Samenvatting - Inleiding in de pedagogiek
Hoofdstuk 1 - Het begrip opvoeding
Pedagogiek betekent kinderleiding, ofwel opvoedkunde, opvoedingsleer en
opvoedingswetenschap. Deze begrippen verschillen enigszins:
● Opvoedkunde: richt zich op de vaardigheden van de opvoeder
● Opvoedingsleer: richt zich op het vergaren van kennis over opvoeden
● Opvoedingswetenschap: richt zich op het ontwikkelen van theorieën over en
methoden met betrekking tot opvoeden
De definitie van opvoeding:
Opvoeding is alle omgang tussen ouder en kind waarbij gericht een relatie wordt aangegaan.
In deze relatie biedt de ouder het kind liefde, geborgenheid, intimiteit, veiligheid, grenzen,
instructie, aandacht en controle. Hierdoor zal het kind komen tot: zelfontplooiing,
zelfvertrouwen, zelfstandigheid en zelfredzaamheid.
Ouder biedt kind:
● Liefde
● Aandacht
● Intimiteit
● Veiligheid
● Geborgenheid
● Instructie
● Grenzen
● Controle
Kind komt tot:
● Zelfvertrouwen
● Zelfontplooiing
● Zelfredzaamheid
● Zelfstandigheid
,Er is sprake van opvoeding als de volgende drie punten spelen in de omgang tussen
ouder en kind:
● Wederzijds respect
● Het kind ervaart voldoende veiligheid bij, heeft vertrouwen in, kan rekenen op,
voelt zich geaccepteerd door en krijgt ondersteuning van de ouder
● Het kind wordt door de ouder uitgedaagd om eigen beslissingen te nemen en te
experimenteren met nieuwe dingen, waardoor hij vertrouwen krijgt in zijn
omgeving
De vier basisdimensies van opvoeden:
1) Ondersteuning bieden
2) Instructie bieden
3) Controle uitoefenen
4) Grenzen stellen
Ondersteuning bieden
Het opvoedgedrag van de ouder dat liefde en zorg voor het kind uitdrukt en dat zich
richt op zijn fysieke en emotionele welzijn, waardoor het zich begrepen en geaccepteerd
voelt. (Dekovic, Groenendaal, Noom en Gerrits)
Voorbeelden van ondersteuning:
● Bemoedigen
● Accepteren
● Helpen
● Samenwerken
● Affectie tonen
● Liefdevol omgaan met het kind
● Interesse tonen voor de handelingen, signalen en gedragingen van het kind en
hier adequaat op reageren
● Vertrouwen in het kind laten blijken
Als het kind ondersteuning van de ouder ervaart, zal het de wereld om zich heen met
vertrouwen tegemoet treden.
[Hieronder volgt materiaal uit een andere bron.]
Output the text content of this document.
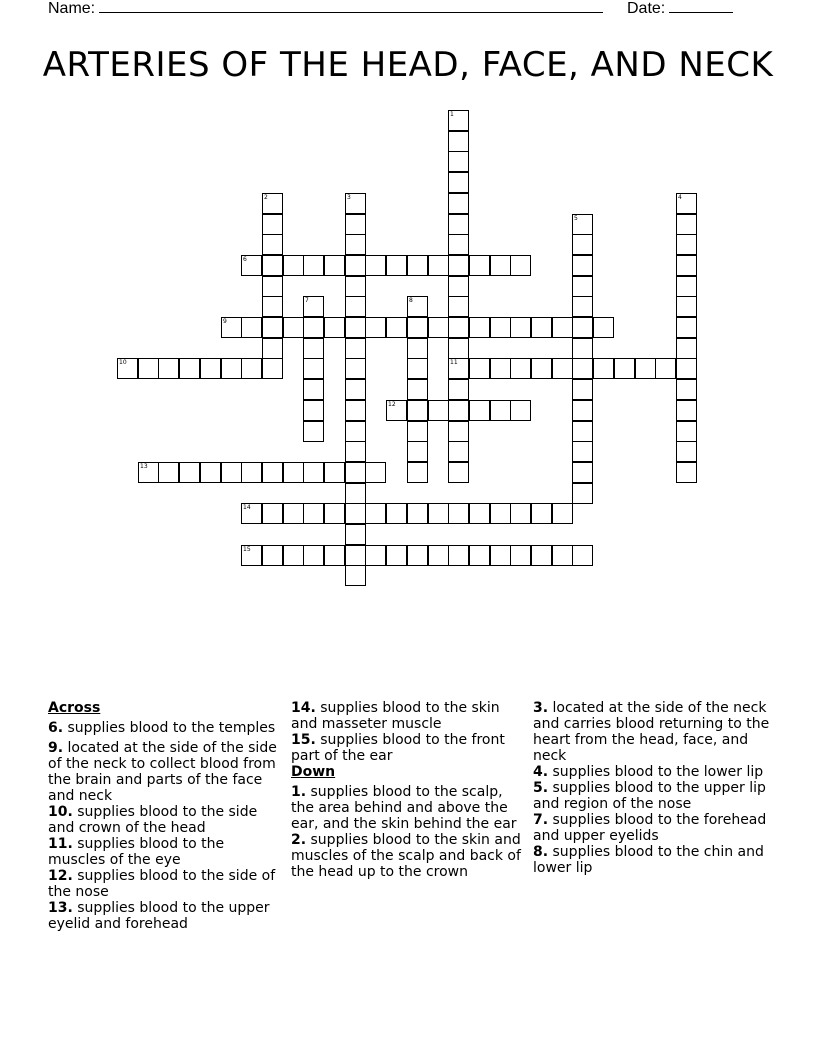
Name:	Date:
ARTERIES OF THE HEAD, FACE, AND NECK
1
11
2	3	4
5
6
7	8
9
10
12
13
14
15
Across
6. supplies blood to the temples
9. located at the side of the side of the neck to collect blood from the brain and parts of the face and neck
10. supplies blood to the side and crown of the head
11. supplies blood to the muscles of the eye
12. supplies blood to the side of the nose
13. supplies blood to the upper eyelid and forehead
14. supplies blood to the skin and masseter muscle
15. supplies blood to the front part of the ear
Down
1. supplies blood to the scalp, the area behind and above the ear, and the skin behind the ear
2. supplies blood to the skin and muscles of the scalp and back of the head up to the crown
3. located at the side of the neck and carries blood returning to the heart from the head, face, and neck
4. supplies blood to the lower lip
5. supplies blood to the upper lip and region of the nose
7. supplies blood to the forehead and upper eyelids
8. supplies blood to the chin and lower lip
Het kind ervaart steun door emotionele betrokkenheid:
warmte en affectie. Warmte en affectie duiden op emotionele beschikbaarheid van de
ouder. Nauw verwant aan deze aspecten zijn responsiviteit en sensitiviteit: het gevoelig
zijn voor de signalen die het kind geeft.
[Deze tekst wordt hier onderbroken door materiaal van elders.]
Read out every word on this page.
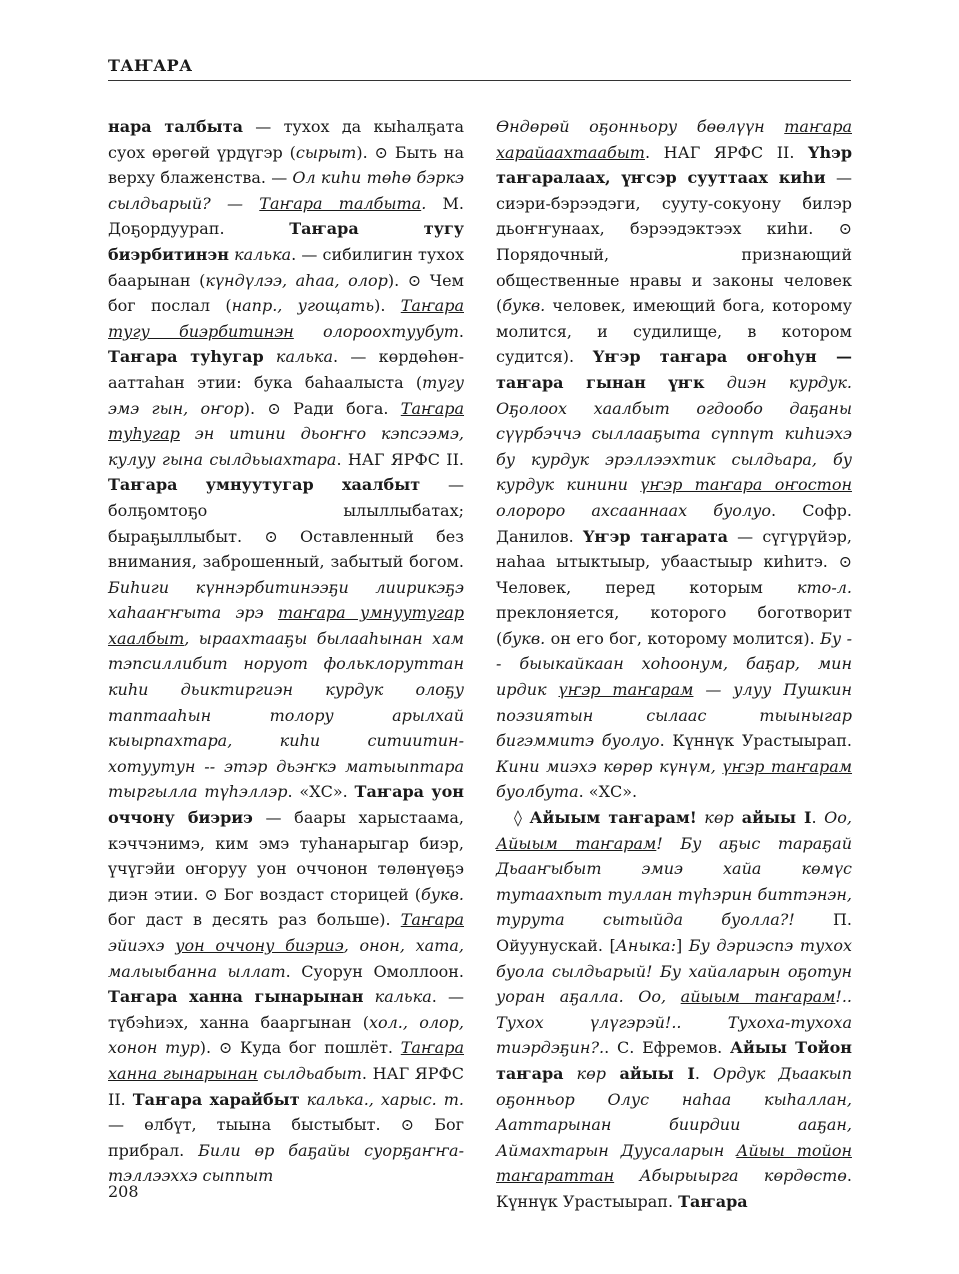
ТАҤАРА

нара талбыта — тухох да кыһалҕата суох өрөгөй үрдүгэр (сырыт). ⊙ Быть на верху блаженства. — Ол киһи төһө бэркэ сылдьарый? — Таҥара талбыта. М. Доҕордуурап. Таҥара тугу биэрбитинэн калька. — сибилигин тухох баарынан (күндүлээ, аһаа, олор). ⊙ Чем бог послал (напр., угощать). Таҥара тугу биэрбитинэн олороохтуубут. Таҥара туһугар калька. — көрдөһөн-ааттаһан этии: бука баһаалыста (тугу эмэ гын, оҥор). ⊙ Ради бога. Таҥара туһугар эн итини дьоҥҥо кэпсээмэ, кулуу гына сылдьыахтара. НАГ ЯРФС II. Таҥара умнуутугар хаалбыт — болҕомтоҕо ылыллыбатах; быраҕыллыбыт. ⊙ Оставленный без внимания, заброшенный, забытый богом. Биһиги күннэрбитинээҕи лиирикэҕэ хаһааҥҥыта эрэ таҥара умнуутугар хаалбыт, ыраахтааҕы былааһынан хам тэпсиллибит норуот фольклоруттан киһи дьиктиргиэн курдук олоҕу таптааһын толору арылхай кыырпахтара, киһи ситиитин-хотуутун -- этэр дьэҥкэ матыыптара тыргылла түһэллэр. «ХС». Таҥара уон оччону биэриэ — баары харыстаама, кэччэнимэ, ким эмэ туһанарыгар биэр, үчүгэйи оҥоруу уон оччонон төлөнүөҕэ диэн этии. ⊙ Бог воздаст сторицей (букв. бог даст в десять раз больше). Таҥара эйиэхэ уон оччону биэриэ, онон, хата, малыыбанна ыллат. Суорун Омоллоон. Таҥара ханна гынарынан калька. — түбэһиэх, ханна бааргынан (хол., олор, хонон тур). ⊙ Куда бог пошлёт. Таҥара ханна гынарынан сылдьабыт. НАГ ЯРФС II. Таҥара харайбыт калька., харыс. т. — өлбүт, тыына быстыбыт. ⊙ Бог прибрал. Били өр баҕайы суорҕаҥҥа-тэллээххэ сыппыт

Өндөрөй оҕонньору бөөлүүн таҥара харайаахтаабыт. НАГ ЯРФС II. Үһэр таҥаралаах, үҥсэр сууттаах киһи — сиэри-бэрээдэги, сууту-сокуону билэр дьоҥҥунаах, бэрээдэктээх киһи. ⊙ Порядочный, признающий общественные нравы и законы человек (букв. человек, имеющий бога, которому молится, и судилище, в котором судится). Үҥэр таҥара оҥоһун — таҥара гынан үҥк диэн курдук. Оҕолоох хаалбыт огдообо даҕаны сүүрбэччэ сыллааҕыта сүппүт киһиэхэ бу курдук эрэллээхтик сылдьара, бу курдук кинини үҥэр таҥара оҥостон олороро ахсааннаах буолуо. Софр. Данилов. Үҥэр таҥарата — сүгүрүйэр, наһаа ытыктыыр, убаастыыр киһитэ. ⊙ Человек, перед которым кто-л. преклоняется, которого боготворит (букв. он его бог, которому молится). Бу -- быыкайкаан хоһоонум, баҕар, мин ирдик үҥэр таҥарам — улуу Пушкин поэзиятын сылаас тыыныгар бигэммитэ буолуо. Күннүк Урастыырап. Кини миэхэ көрөр күнүм, үҥэр таҥарам буолбута. «ХС».

◊ Айыым таҥарам! көр айыы I. Оо, Айыым таҥарам! Бу аҕыс тараҕай Дьааҥыбыт эмиэ хайа көмүс тутаахпыт туллан түһэрин биттэнэн, турута сытыйда буолла?! П. Ойуунускай. [Аныка:] Бу дэриэспэ тухох буола сылдьарый! Бу хайаларын оҕотун уоран аҕалла. Оо, айыым таҥарам!.. Тухох үлүгэрэй!.. Тухоха-тухоха тиэрдэҕин?.. С. Ефремов. Айыы Тойон таҥара көр айыы I. Ордук Дьаакып оҕонньор Олус наһаа кыһаллан, Ааттарынан биирдии ааҕан, Аймахтарын Дуусаларын Айыы тойон таҥараттан Абырыырга көрдөстө. Күннүк Урастыырап. Таҥара

208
,Sensitiviteit: gevoelig zijn voor de signalen.
Responsiviteit: reageren op de signalen.
Ondersteuning heeft te maken met een handeling van de ouder ten opzichte van het
kind. Belonen, straffen, negeren bijvoorbeeld. Door middel van operante
conditionering wordt het kind gestimuleerd om gewenst gedrag te vertonen.
Ondersteuning kan ook materieel worden gegeven, bijvoorbeeld door middel van een
bijtring, schoolagenda etc. Alle vormen van ondersteuning leiden tot een emotioneel
goed gevoel bij het kind.
Instructie geven
Bij instructie geven gaat het om het duidelijk maken aan het kind wat de bedoeling is
van iets en wat er verwacht wordt. Het kind krijgt informatie voor het ontwikkelen van
kennis en vaardigheden. Het geven van instructie verloopt gevraagd en ongevraagd.
Teveel instructie is niet goed, dan kan:
- het zijn dat het kind geen eigen initiatieven durft te ontplooien
- het kind zal teveel bezig zijn met wat de ouder zal denken van de acties en
plannen, waardoor het niet durft te handelen
Controle uitoefenen
Dekovic - Verwarring over controle door verschil in interpretatie. Sommigen zien
controle als iets negatiefs en autoritair, een vorm van machtsuitoefening. Het kan ook
positiever worden gezien: als een manier om uitleg geven en een beroep doen op de
verantwoordelijkheid en zelfstandigheid van het kind. Meer autoritatief. Deze tweede
vorm heeft ook een meer positief effect op het kind.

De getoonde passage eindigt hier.